Independent Student Newspaper Since 1969

The Badger Herald

Independent Student Newspaper Since 1969

The Badger Herald

Independent Student Newspaper Since 1969

The Badger Herald


Eight with Nate: The Juliana Theory brings big rock from the emerald city

Forty miles east of Pittsburgh lies the town of Latrobe, Pa., a usually quiet, working-class town that prides itself on little green Rolling Rock bottles stamped with that curious “33” insignia.

Every summer, the town comes alive with residents and tourists quickly depleting the local brew supply while getting an earful of distorted information at the annual Rolling Rock Town Fair which, in recent years, has seen performances from mainstream rockers like Filter, Incubus and the Stone Temple Pilots.

Yet with all the big corporate rock causing the townies to clamor each summer, one of Latrobe’s favorite acts is like its favorite beer — local.


The Juliana Theory did the indie-rock thing for two full-length records but wasn’t ashamed to seek out major-label support, something that many secretly desire but pretend to despise. Epic Records quickly picked the quintet up, threw them in the studio with a Talking Head and has now unleashed them on a nationwide tour with Something “If you C Jordan” Corporate and Vendetta Red.

The group’s studio concoction, Love, scheduled for a Tuesday release, is a straight-ahead rocker that falls far from the Of Montreal hipster tree. Too often, indie-sounding rock is associated with a colorful fashion sense and warped, esoteric music. However, The Juliana Theory proves it is possible to sound a little different and still work with logical chord progressions and soaring vocals.

TJT bassist Chad Alan dished from Denver on major-label life and the pitfalls of fighting for success as the group prepared for its Madison show.

Badger Herald: You went the indie route for two records and stand firm that you wouldn’t have changed that. But is the semi-existence of major-label security too much to pass up?

Chad Alan: I don’t really know about major-label security. I just think we didn’t have any other options at that time. When we started out, we didn’t have any labels interested since we had just formed. The one thing that appealed to us about Epic was distribution to places outside the States. As for security, you never know what’s going to happen. We’re very happy to give it a go, though.

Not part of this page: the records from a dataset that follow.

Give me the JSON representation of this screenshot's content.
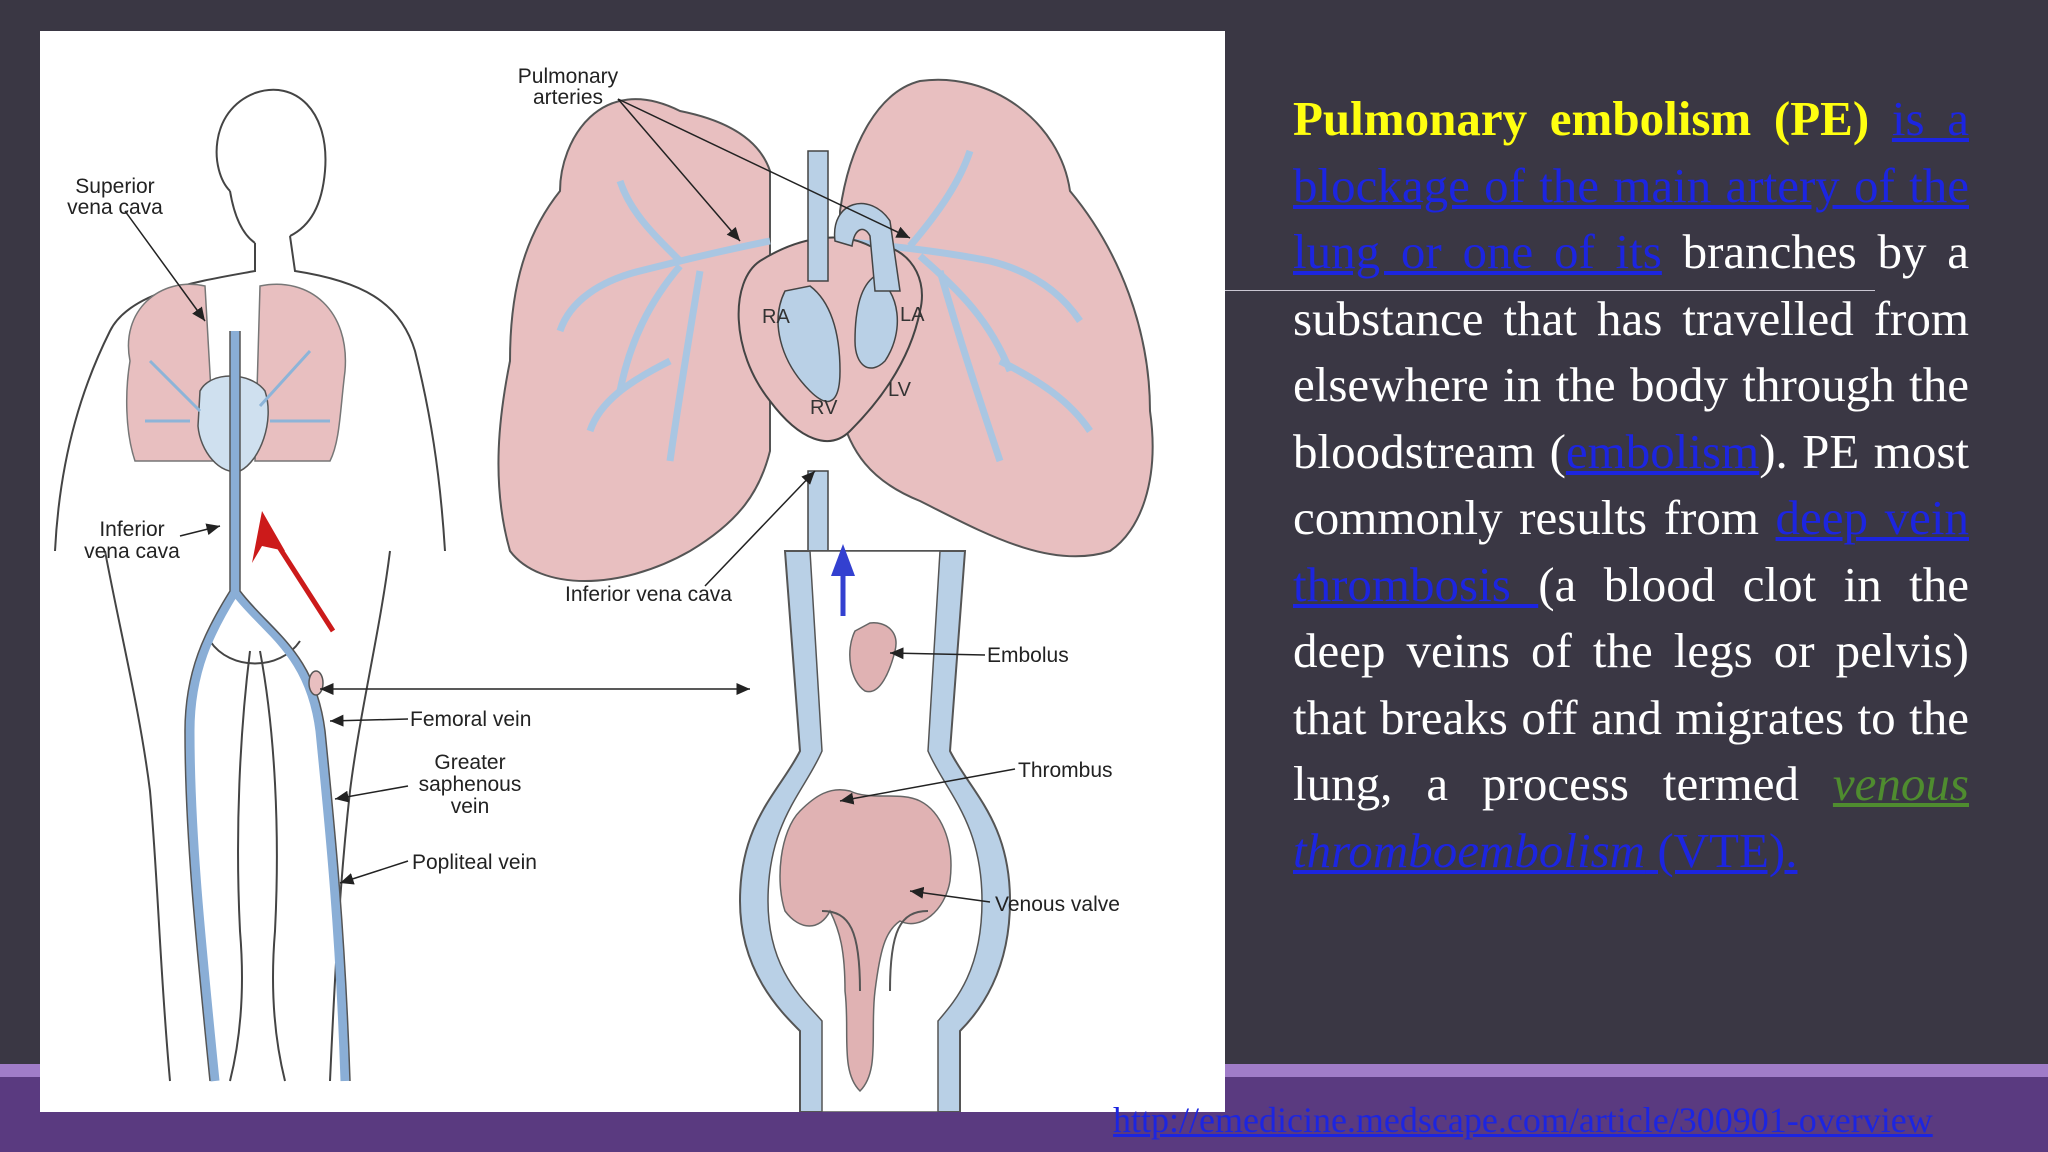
{
  "diagram": {
    "labels": {
      "pulmonary_arteries": [
        "Pulmonary",
        "arteries"
      ],
      "superior_vena_cava": [
        "Superior",
        "vena cava"
      ],
      "inferior_vena_cava_left": [
        "Inferior",
        "vena cava"
      ],
      "inferior_vena_cava_center": "Inferior vena cava",
      "femoral_vein": "Femoral vein",
      "greater_saphenous_vein": [
        "Greater",
        "saphenous",
        "vein"
      ],
      "popliteal_vein": "Popliteal vein",
      "embolus": "Embolus",
      "thrombus": "Thrombus",
      "venous_valve": "Venous valve",
      "ra": "RA",
      "la": "LA",
      "rv": "RV",
      "lv": "LV"
    }
  },
  "text": {
    "title": "Pulmonary embolism (PE)",
    "link1": "is a blockage of the main artery of the lung or one of its",
    "p1": "branches by a substance that has travelled from elsewhere in the body through the bloodstream (",
    "link_embolism": "embolism",
    "p2": "). PE most commonly results from ",
    "link_dvt": "deep vein thrombosis ",
    "p3": "(a blood clot in the deep veins of the legs or pelvis) that breaks off and migrates to the lung, a process termed ",
    "link_venous": "venous",
    "link_thrombo": "thromboembolism",
    "link_vte": " (VTE)."
  },
  "source_url": "http://emedicine.medscape.com/article/300901-overview",
  "colors": {
    "background": "#3a3744",
    "title_yellow": "#ffff10",
    "link_blue": "#1c25e0",
    "link_green": "#4f8c2f",
    "band_purple": "#5a3a80"
  }
}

BH: What inspired the new record, Love?

CA: Songwriting for us is a pretty fun process. We all work really well together and equally contribute parts to songs. Our original drummer left the band and we got our friend Josh Walters to join. He really brought a lot of the tracks to life. For me, that was a really cool thing — to add a great drummer and good friend to the band.

BH: What’s different about Love?

CA: It has more of a live feel. We wanted to go with something a little more real. We got to play together in the same room instead of tracking stuff individually. We just wanted the album to jump out more than previous records, which I think we’ve done, and I think we’ll continue to go in that direction.

We have an energetic live show, and in the studio it’s a different process. It’s tough to capture that kind of energy — at least, for us it was. One of these days we’ll get it right and make the album we’re really happy with, but this is definitely a step in the right direction.

BH: What did producer Jerry Harrison (The Talking Heads) bring out of you?

CA: He was awesome. He didn’t make us nervous at all. We had never worked with a producer before, since we were self-produced, so to have someone come in and listen to the songs and give us feedback was really cool. At first we didn’t know how to react, but then we got used to it and it was helpful. Jerry was really into the songs before the album was even made.

BH: What’s something the band hasn’t achieved that you’re still chasing?

CA: We’ve never achieved putting out an album on a major [label], but that will change Tuesday. Everybody wants to have a successful record, and we want to sell copies, but we just set out to make a good album. I think we’ve done that, but hopefully people will be into the record and we can take it out to a lot of places we haven’t been before. It’s kind of fun because it’s like starting over again somewhere else.

BH: What’s the best/worst part of being in the band?

CA: It’s an exciting time because the album is coming out and we’ve met some really good people. We’re touring with a band called Vendetta Red from our label and becoming friends with them. It’s fun to be on the road with your friends and people you like, but at the same time the downsides are fatigue and missing your family. You miss people on the road, but that’s just the way it is.

BH: Do you ever get sick of people attaching Rolling Rock to the band?

CA: Never! That’s our pride and joy. We like Rolling Rock. It’s the official beer in our rider. If they don’t have it, we’ll take something else, but nine times out of 10 it’s the Rock. It comes out of our faucets back home.

BH: You’re playing a ton of dates all over the country — how do you keep your sanity and get some rest?

CA: It’s hard. Whenever we’re travelling we find some time to sleep, but basically you get into a routine of when you play and when you soundcheck. Some days are different, but you need to get into a routine — but not too much of a routine that it’s not fun anymore.

The Juliana Theory plays a sold-out show at the Annex Sunday night at 7 p.m. with Something Corporate and Vendetta Red.